Je connais son fondateur, Daniel Cohen Zardi, depuis longtemps (une quinzaine d’années), depuis une commission qu’il avait animée au sein de l’AFDEL (Association Française des Éditeurs de Logiciels, devenue Tech’in France puis Numeum). Puis nos routes se sont croisées plusieurs fois et j’ai eu l’opportunité de travailler régulièrement avec lui et ses équipes, en tant qu’indépendant, sur plusieurs projets. Avec toujours le même plaisir, le sentiment de parler le même langage.
SoftFluent est une société à l’ADN technique, dont le métier est l’édition de logiciels. C’est pourquoi lorsque j’ai réfléchi à recréer un centre d’excellence autour de l’activité CTOaaS, j’ai pensé naturellement à SoftFluent.
En quoi est-ce un nouveau challenge pour toi ?
C’est à la fois une nouveauté et un recommencement.
Un recommencement : parce que, comme je l’ai dit, j’ai déjà mené un tel projet il y a 25 ans.
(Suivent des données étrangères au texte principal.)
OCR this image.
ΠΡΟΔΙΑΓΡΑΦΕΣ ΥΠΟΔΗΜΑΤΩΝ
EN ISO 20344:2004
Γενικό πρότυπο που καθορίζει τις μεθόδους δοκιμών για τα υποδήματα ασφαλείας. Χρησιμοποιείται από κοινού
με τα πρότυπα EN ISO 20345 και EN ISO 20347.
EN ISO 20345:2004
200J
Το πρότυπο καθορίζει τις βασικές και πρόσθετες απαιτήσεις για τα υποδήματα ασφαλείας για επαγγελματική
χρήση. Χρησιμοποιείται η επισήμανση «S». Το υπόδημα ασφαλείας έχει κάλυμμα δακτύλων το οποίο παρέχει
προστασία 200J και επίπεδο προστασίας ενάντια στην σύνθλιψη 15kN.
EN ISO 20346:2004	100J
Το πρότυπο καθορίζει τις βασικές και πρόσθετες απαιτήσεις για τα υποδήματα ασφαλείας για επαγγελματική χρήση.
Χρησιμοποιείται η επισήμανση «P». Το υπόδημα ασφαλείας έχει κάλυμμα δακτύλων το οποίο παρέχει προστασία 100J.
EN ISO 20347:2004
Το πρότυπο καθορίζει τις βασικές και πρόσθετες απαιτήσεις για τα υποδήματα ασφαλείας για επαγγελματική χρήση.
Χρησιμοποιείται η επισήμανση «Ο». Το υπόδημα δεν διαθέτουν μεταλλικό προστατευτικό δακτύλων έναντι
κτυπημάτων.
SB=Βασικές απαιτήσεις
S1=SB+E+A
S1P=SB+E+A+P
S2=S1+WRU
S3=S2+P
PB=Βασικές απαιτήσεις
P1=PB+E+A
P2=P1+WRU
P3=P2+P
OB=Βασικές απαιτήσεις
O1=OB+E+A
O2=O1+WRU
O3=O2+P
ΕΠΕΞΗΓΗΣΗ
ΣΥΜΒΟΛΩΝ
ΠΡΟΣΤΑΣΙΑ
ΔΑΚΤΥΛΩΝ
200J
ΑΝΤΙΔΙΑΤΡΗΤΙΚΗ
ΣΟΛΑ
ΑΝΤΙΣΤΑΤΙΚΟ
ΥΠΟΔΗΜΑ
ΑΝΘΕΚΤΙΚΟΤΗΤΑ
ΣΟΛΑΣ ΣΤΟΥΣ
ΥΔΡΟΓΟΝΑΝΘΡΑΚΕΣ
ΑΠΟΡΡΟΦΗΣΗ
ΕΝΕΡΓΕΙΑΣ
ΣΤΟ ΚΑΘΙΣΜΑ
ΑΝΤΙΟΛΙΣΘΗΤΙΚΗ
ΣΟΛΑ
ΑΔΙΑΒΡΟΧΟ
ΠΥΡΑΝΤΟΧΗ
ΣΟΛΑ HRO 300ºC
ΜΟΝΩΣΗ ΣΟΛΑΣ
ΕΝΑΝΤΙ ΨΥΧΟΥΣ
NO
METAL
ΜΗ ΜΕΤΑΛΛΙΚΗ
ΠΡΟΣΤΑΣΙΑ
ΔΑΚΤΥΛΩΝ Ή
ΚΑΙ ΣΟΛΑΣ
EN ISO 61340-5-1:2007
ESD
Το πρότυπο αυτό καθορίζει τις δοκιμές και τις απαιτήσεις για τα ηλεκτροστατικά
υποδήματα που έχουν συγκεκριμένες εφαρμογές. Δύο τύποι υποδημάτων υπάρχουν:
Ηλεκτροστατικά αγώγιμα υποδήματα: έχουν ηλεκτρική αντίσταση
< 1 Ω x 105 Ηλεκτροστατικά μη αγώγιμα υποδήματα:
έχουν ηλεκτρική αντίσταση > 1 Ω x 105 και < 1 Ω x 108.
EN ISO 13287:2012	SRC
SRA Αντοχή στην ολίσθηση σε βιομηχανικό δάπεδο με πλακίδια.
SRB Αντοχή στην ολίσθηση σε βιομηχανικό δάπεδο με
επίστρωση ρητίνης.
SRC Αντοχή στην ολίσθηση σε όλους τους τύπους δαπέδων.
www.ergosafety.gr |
Mais un nouveau challenge aussi et pour plusieurs raisons :
– Le monde tech a énormément changé en France en 25 ans : les investisseurs se sont multipliés, professionnalisés, internationalisés. Les technos d’aujourd’hui permettent un développement bien plus rapide avec des équipes moindres. La culture Produit s’est bien diffusée au sein des éditeurs, les méthodos ont énormément évolué, on est passé du stade de l’artisanat à celui de l’industrialisation.
– Aujourd’hui, il est absolument nécessaire pour un CTO de pouvoir s’appuyer sur une expertise technique de haut niveau comme celle que peut fournir SoftFluent. Aussi, une offre de CTOaaS se conçoit, à mon avis, de moins en moins sans une puissante synergie conseil/service basée sur un éventail de compétences.
– C’est aussi pour moi un challenge que de partager mon expérience avec de nouvelles générations de consultants qui poursuivront l’aventure après moi.
Notre pari au sein de SoftFluent est de devenir rapidement un centre d’excellence sur lequel pourront s’appuyer les investisseurs de la tech et les éditeurs de logiciels afin de consolider leur organisation technique, leurs choix technologiques, faire face à un défi technique ou une crise interne, pour se développer avec succès en innovant et en capitalisant sur leurs actifs technologiques.
Ton mot de la fin ?
En guise de conclusion, je ne dirai qu’une chose : CTOaaS est assurément pour moi un des plus beaux métiers au monde et je suis heureux de le poursuivre aujourd’hui au sein de SoftFluent, dont l’ambition est de fédérer une équipe de très haut niveau sur le sujet en transmettant ces expériences vers les nouvelles générations.
Le début d’une nouvelle page pour moi, mais toujours le même métier avec une envie et une passion intactes.